Although not surprising, two of the United States' largest banks, JPMorgan (NYSE:JPM) and Wells Fargo (NYSE:WFC) kicked off the first quarter with terrific earnings. JP Morgan exceeded earnings expectations, generating a record $1.59 per share in earnings on revenue of $25.8 billion. Wells Fargo's results weren't too shabby either, boasting record earnings per share of $0.93 on revenue of $21.3 billion.
Much of JPMorgan's quarter was driven by strong performance from the mortgage business, which earned a return on equity of 14% (image source: JPM Q12013 presentation). Originations grew 37% year-over-year and 3% sequentially to $52.7 billion. Net interest margins on mortgages continue to compress, and CFO Marianne Lake anticipates this will continue, saying on the conference call:
"…it's [net interest margin] tough to predict but maybe the thing is, look at is if you take off pretax spread right now of 100 basis points that compares to a longer term sort of average run rate of 65 basis points before the crisis."
This could have a negative impact on comparable earnings, especially as the rate of mortgage origination growth eventually slows.
The Corporate & Investment Bank segment remains challenged, though profitability improved as the firm focused on controlling costs.

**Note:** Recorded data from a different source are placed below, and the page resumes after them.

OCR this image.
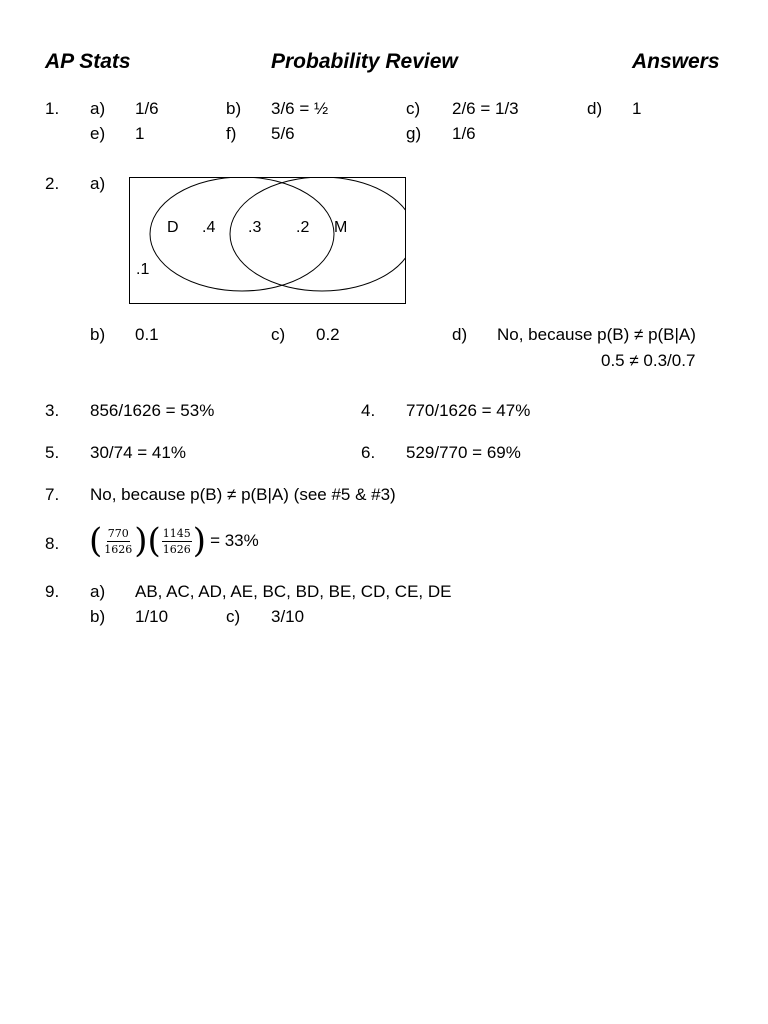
AP Stats	Probability Review	Answers
1. a) 1/6	b) 3/6 = ½	c) 2/6 = 1/3	d) 1
e) 1	f) 5/6	g) 1/6
2. a)
D .4 .3 .2 M
.1
b) 0.1	c) 0.2	d) No, because p(B) ≠ p(B|A)
0.5 ≠ 0.3/0.7
3. 856/1626 = 53%	4. 770/1626 = 47%
5. 30/74 = 41%	6. 529/770 = 69%
7. No, because p(B) ≠ p(B|A) (see #5 & #3)
8. ( $\frac{770}{1626}$ ) ( $\frac{1145}{1626}$ ) = 33%
9. a) AB, AC, AD, AE, BC, BD, BE, CD, CE, DE
b) 1/10	c) 3/10
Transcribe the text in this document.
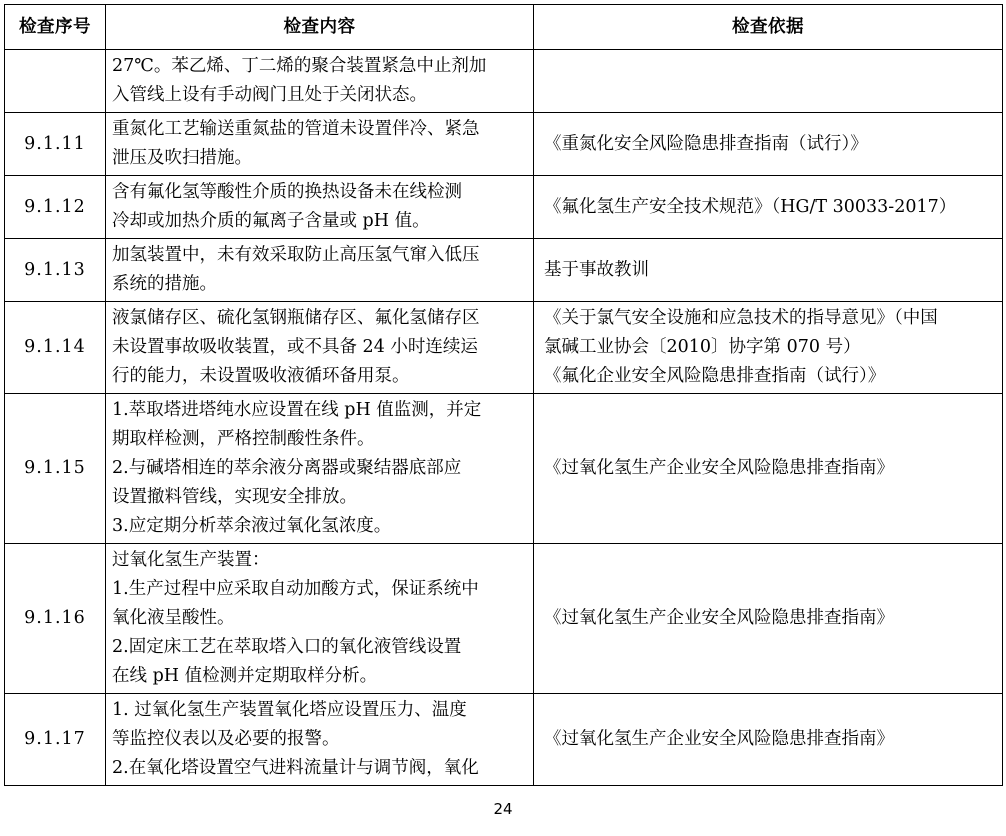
检查序号	检查内容	检查依据

	27℃。苯乙烯、丁二烯的聚合装置紧急中止剂加
入管线上设有手动阀门且处于关闭状态。	

9.1.11	重氮化工艺输送重氮盐的管道未设置伴冷、紧急
泄压及吹扫措施。	《重氮化安全风险隐患排查指南（试行）》

9.1.12	含有氟化氢等酸性介质的换热设备未在线检测
冷却或加热介质的氟离子含量或 pH 值。	《氟化氢生产安全技术规范》（HG/T 30033-2017）

9.1.13	加氢装置中，未有效采取防止高压氢气窜入低压
系统的措施。	基于事故教训

9.1.14	液氯储存区、硫化氢钢瓶储存区、氟化氢储存区
未设置事故吸收装置，或不具备 24 小时连续运
行的能力，未设置吸收液循环备用泵。	《关于氯气安全设施和应急技术的指导意见》（中国
氯碱工业协会〔2010〕协字第 070 号）
《氟化企业安全风险隐患排查指南（试行）》

9.1.15	1.萃取塔进塔纯水应设置在线 pH 值监测，并定
期取样检测，严格控制酸性条件。
2.与碱塔相连的萃余液分离器或聚结器底部应
设置撤料管线，实现安全排放。
3.应定期分析萃余液过氧化氢浓度。	《过氧化氢生产企业安全风险隐患排查指南》

9.1.16	过氧化氢生产装置：
1.生产过程中应采取自动加酸方式，保证系统中
氧化液呈酸性。
2.固定床工艺在萃取塔入口的氧化液管线设置
在线 pH 值检测并定期取样分析。	《过氧化氢生产企业安全风险隐患排查指南》

9.1.17	1. 过氧化氢生产装置氧化塔应设置压力、温度
等监控仪表以及必要的报警。
2.在氧化塔设置空气进料流量计与调节阀，氧化	《过氧化氢生产企业安全风险隐患排查指南》
24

The segment earned investment banking fees of $1.4 billion, up 4% year-over-year, and ranked first in global investment banking fees. Compensation as a percentage of revenue fell 600 basis points year-over-year to 33%, while total expenses declined 2% compared to the prior year. M&A has certainly intensified over the past several months, but when we consider the amount of cash sitting idle on corporate balance sheets, we think corporate activity could increase during the back-half of the year.

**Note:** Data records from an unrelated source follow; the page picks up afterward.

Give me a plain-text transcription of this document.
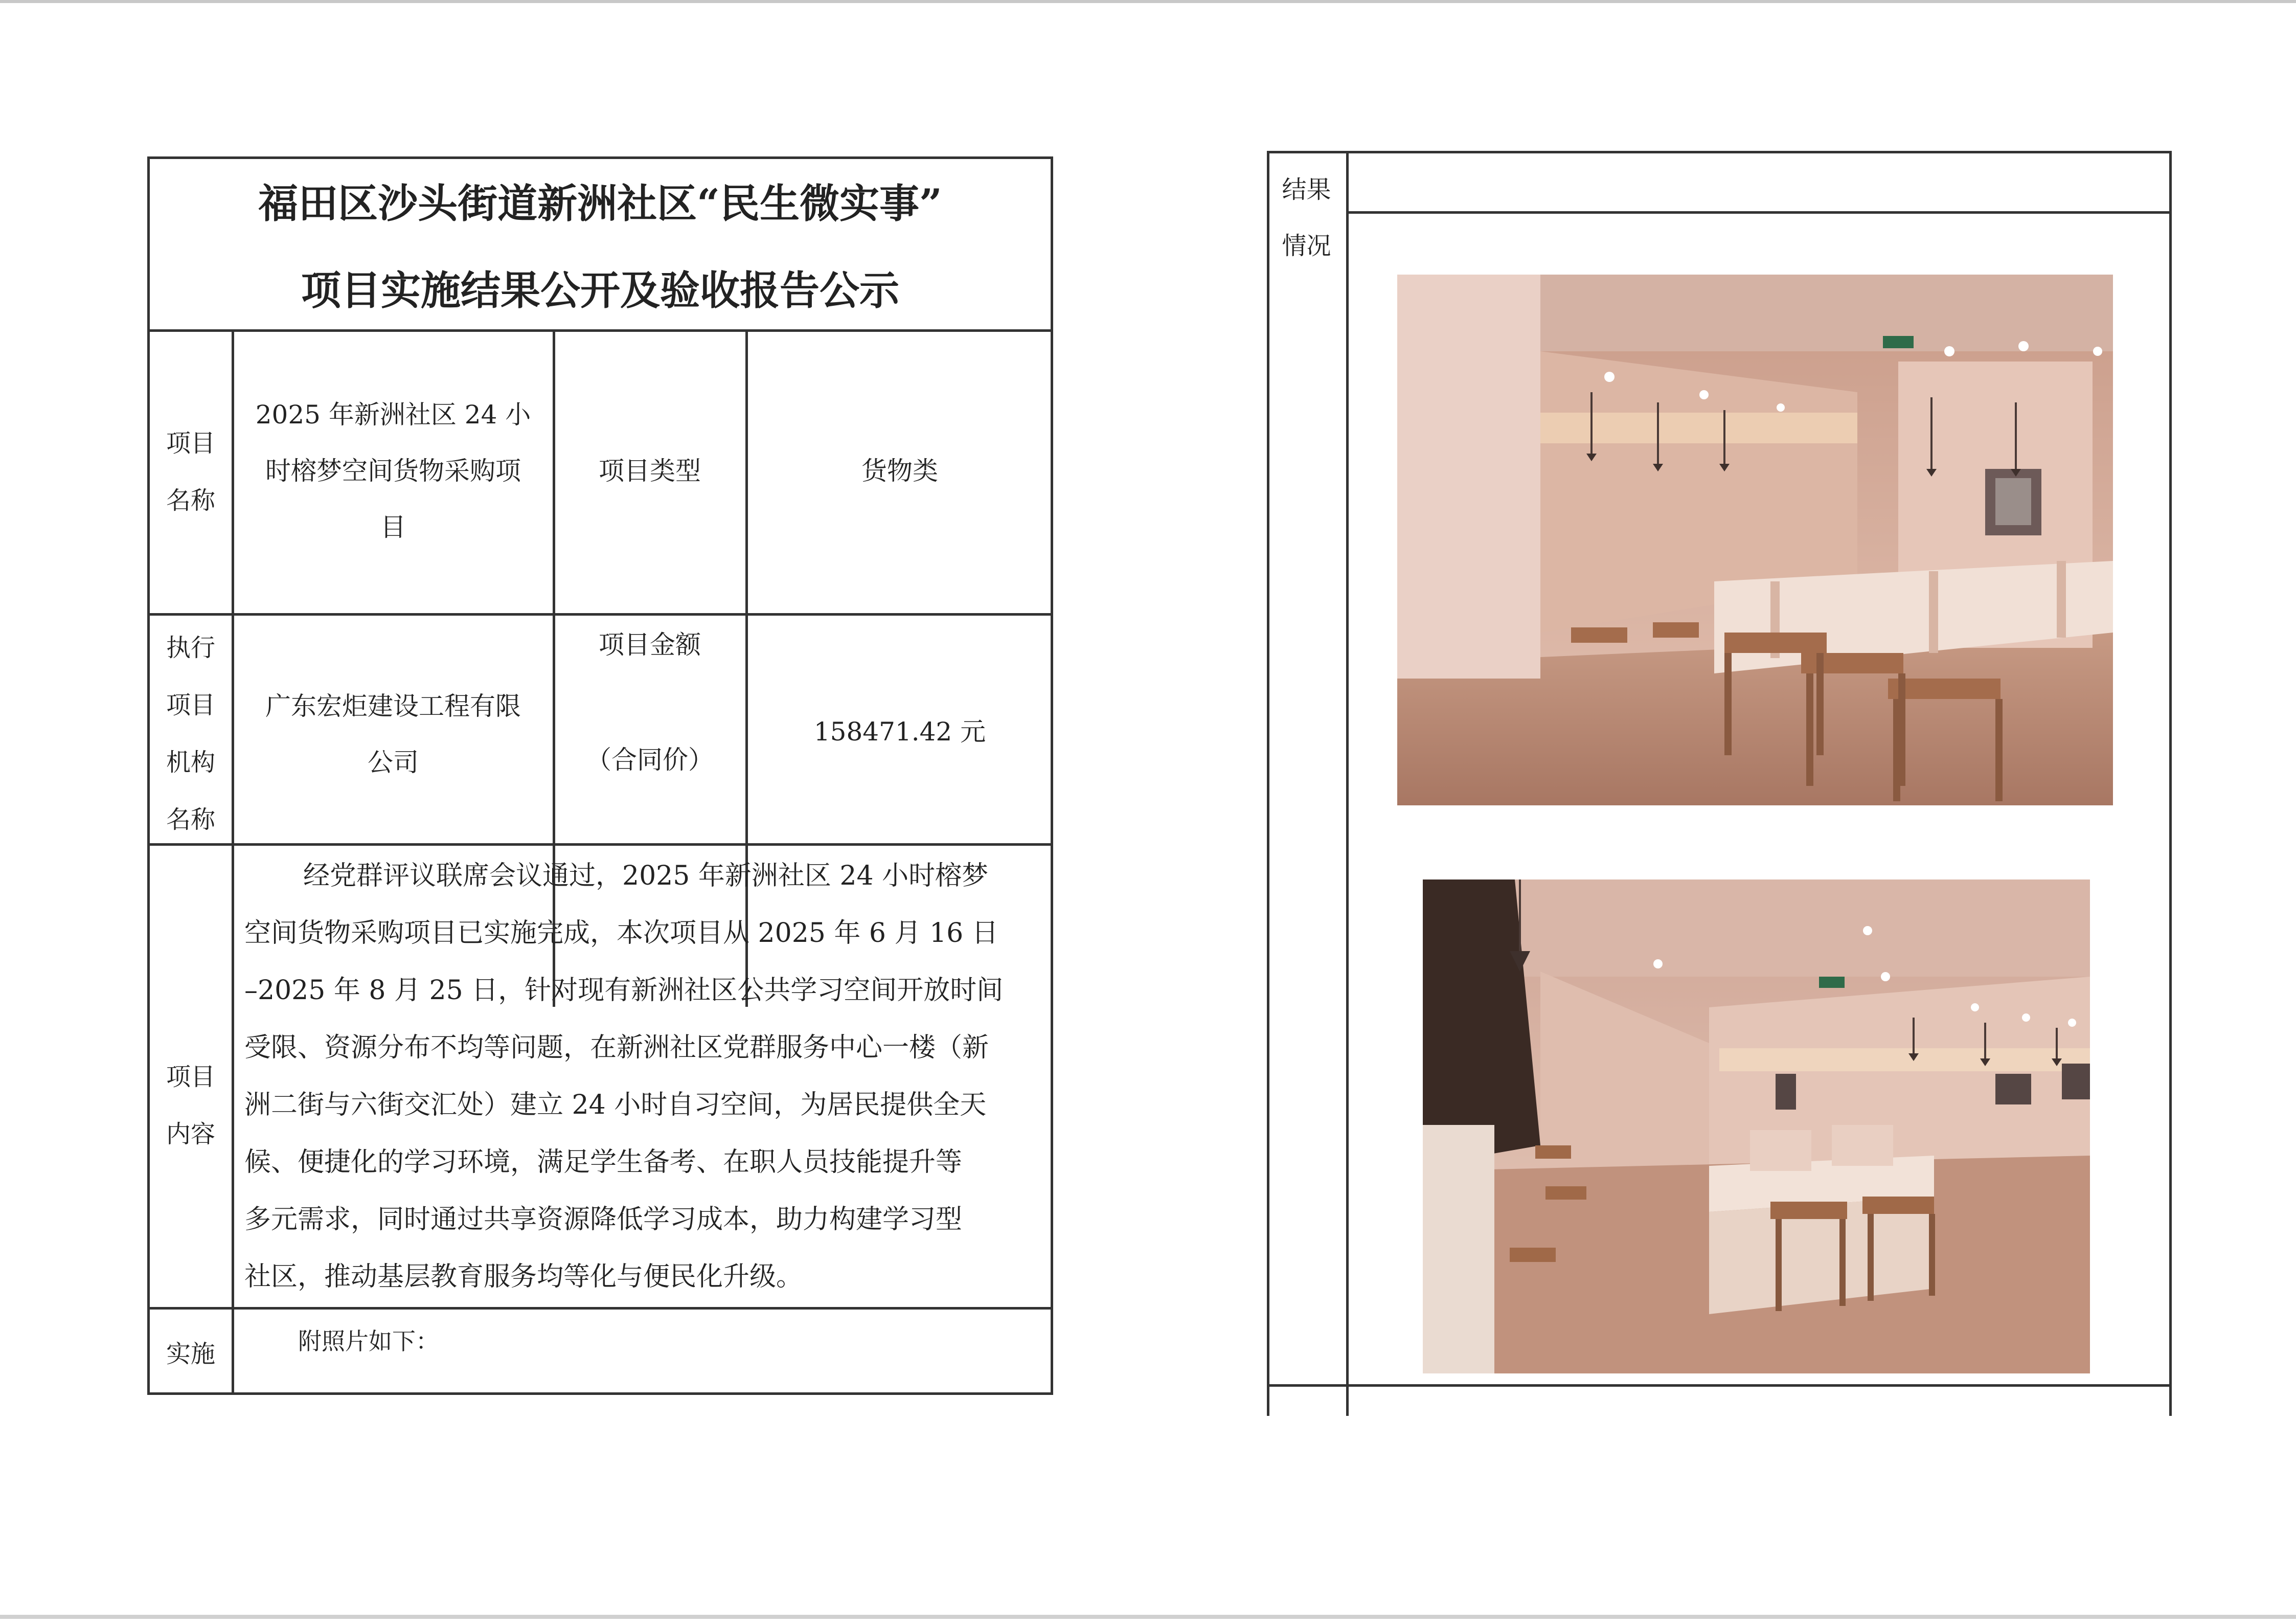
福田区沙头街道新洲社区“民生微实事”
项目实施结果公开及验收报告公示
项目
名称
2025 年新洲社区 24 小
时榕梦空间货物采购项
目
项目类型	货物类
执行
项目
机构
名称
广东宏炬建设工程有限
公司
项目金额
（合同价）
158471.42 元
项目
内容
经党群评议联席会议通过，2025 年新洲社区 24 小时榕梦
空间货物采购项目已实施完成，本次项目从 2025 年 6 月 16 日
–2025 年 8 月 25 日，针对现有新洲社区公共学习空间开放时间
受限、资源分布不均等问题，在新洲社区党群服务中心一楼（新
洲二街与六街交汇处）建立 24 小时自习空间，为居民提供全天
候、便捷化的学习环境，满足学生备考、在职人员技能提升等
多元需求，同时通过共享资源降低学习成本，助力构建学习型
社区，推动基层教育服务均等化与便民化升级。
实施	附照片如下：
结果
情况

We were pleasantly surprised by the results of JPMorgan's heavy push into Asset Management. Net income soared 26% year-over-year to $487 million, on revenue increasing 12% year-over-year to $2.7 billion. Asset inflows totaled $28 billion, and the firm now manages $1.5 trillion in assets. Clearly performance was aided by strong equity market performance, but we believe the company's push into asset management will be incredibly profitable because the firm offers a full-service package that could help retain assets. In just a short amount of time, this business has become far more valuable, and an increased savings rate could provide a tailwind for the business.

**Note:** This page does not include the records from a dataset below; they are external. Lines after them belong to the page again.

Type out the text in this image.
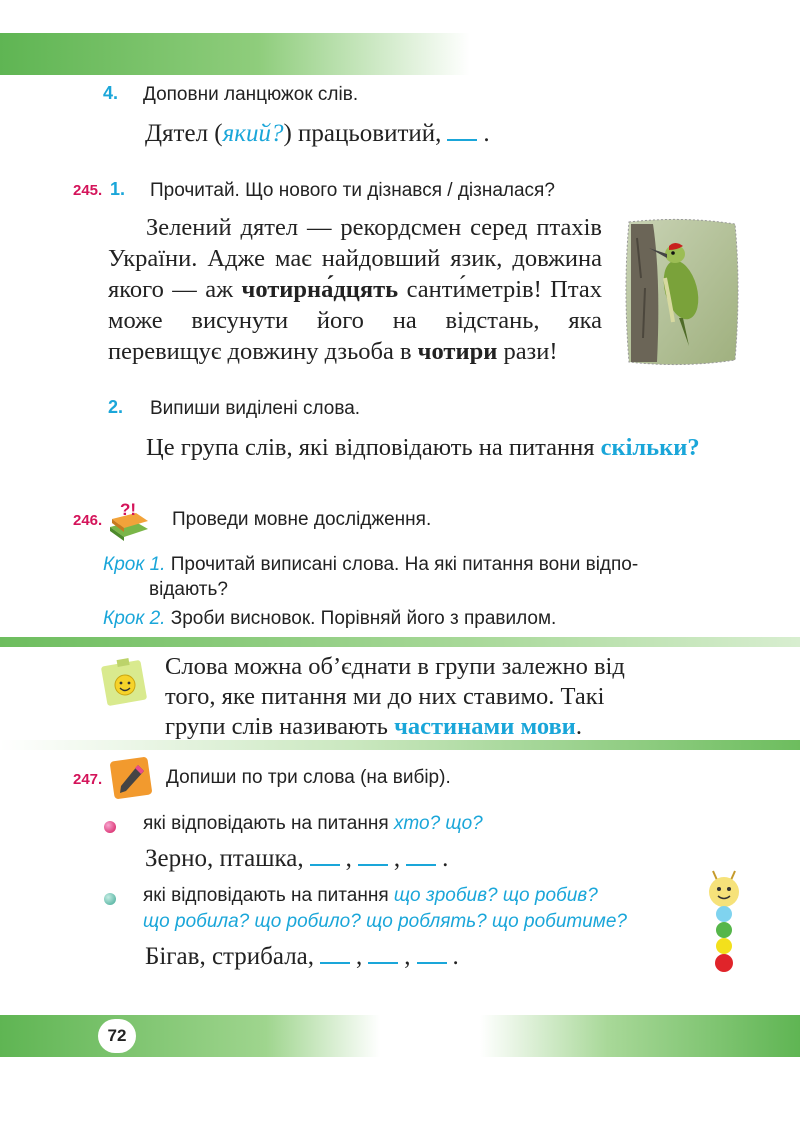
4. Доповни ланцюжок слів.
Дятел (який?) працьовитий, .
245. 1. Прочитай. Що нового ти дізнався / дізналася?
Зелений дятел — рекордсмен серед птахів України. Адже має найдовший язик, довжина якого — аж чотирна́дцять санти́метрів! Птах може висунути його на відстань, яка перевищує довжину дзьоба в чотири рази!
2. Випиши виділені слова.
Це група слів, які відповідають на питання скільки?
246.
?! Проведи мовне дослідження.
Крок 1. Прочитай виписані слова. На які питання вони відпо-
відають?
Крок 2. Зроби висновок. Порівняй його з правилом.
Слова можна об’єднати в групи залежно від
того, яке питання ми до них ставимо. Такі
групи слів називають частинами мови.
247.	Допиши по три слова (на вибір).
які відповідають на питання хто? що?
Зерно, пташка, , , .
які відповідають на питання що зробив? що робив?
що робила? що робило? що роблять? що робитиме?
Бігав, стрибала, , , .
72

As for Wells Fargo, the company made headlines when it announced the opening of its first ever 1,000 square foot branch. The move could provide the company with the flexibility to expand its ATM base at a much lower cost than the traditional 3,000-4,000 square foot office. This could be a prelude to Wells Fargo expanding its presence in smaller markets. The firm lacks the same branch footprint as Chase, but these small branch innovations could pave the way for a retail banking expansion.
As for its financial performance, Wells Fargo increased its return on equity 145 basis points year-over-year to 13.59%. Net loan charge-offs declined materially to 0.72% of average total loans compared to 1.25% during the same period last year. Loan performance continue to improve, but we do not see charge-offs falling below 0.70%; though Wells Fargo is one of the highest quality lenders amongst the large banks.
Net interest margins compressed yet again, falling to 3.48% from 3.91% a year ago, but just 8 basis points lower than the previous quarter.
Mortgage originations (shown above; source: WFC Q12013 presentation) fell sequentially though remained robust at a whopping $109 billion. Wells Fargo remains far and away the country's largest mortgage originator, though recent results show that competition may be intensifying. CEO John Stumpf suggested the business could decline, saying:
"So I think we're very bullish on the [mortgage] business. That said, our expectation is that it's probably likely that revenues and margins will come down a little bit. All that said, to the extent that it comes down further than we think, we'll adjust cost as or team has done through various cycles on a number of occasions."
The asset management business performed strongly during the quarter, driven by market performance and fund inflows. Assets under management were 7% higher than the year prior at $1.5 trillion, driving a 14% increase in net income. We believe inflows could remain strong if the Dow and S&P continue hitting new all-time highs, increasing general interest in the broader stock market. Like JP Morgan, Wells Fargo could benefit from increased savings trends over the long-term.
Although neither is owned individually in our actively managed portfolios, we hold the Financial Services Select SPDR ETF (XLF) and the SPDR S&P Bank ETF (KBE) in the portfolio of our Best Ideas Newsletter, and we remain optimistic about return prospects in the industry. Still, the balance sheet risk of owning an individual bank stock is too large for us to stomach. JP Morgan and Wells Fargo have the strongest balance sheets of the "too big too fail" banks, in our view, but we have no way of knowing the balance sheet well enough to get comfortable with owning either stock.
Disclosure: I have no positions in any stocks mentioned, and no plans to initiate any positions within the next 72 hours. I wrote this article myself, and it expresses my own opinions. I am not receiving compensation for it (other than from Seeking Alpha). I have no business relationship with any company whose stock is mentioned in this article.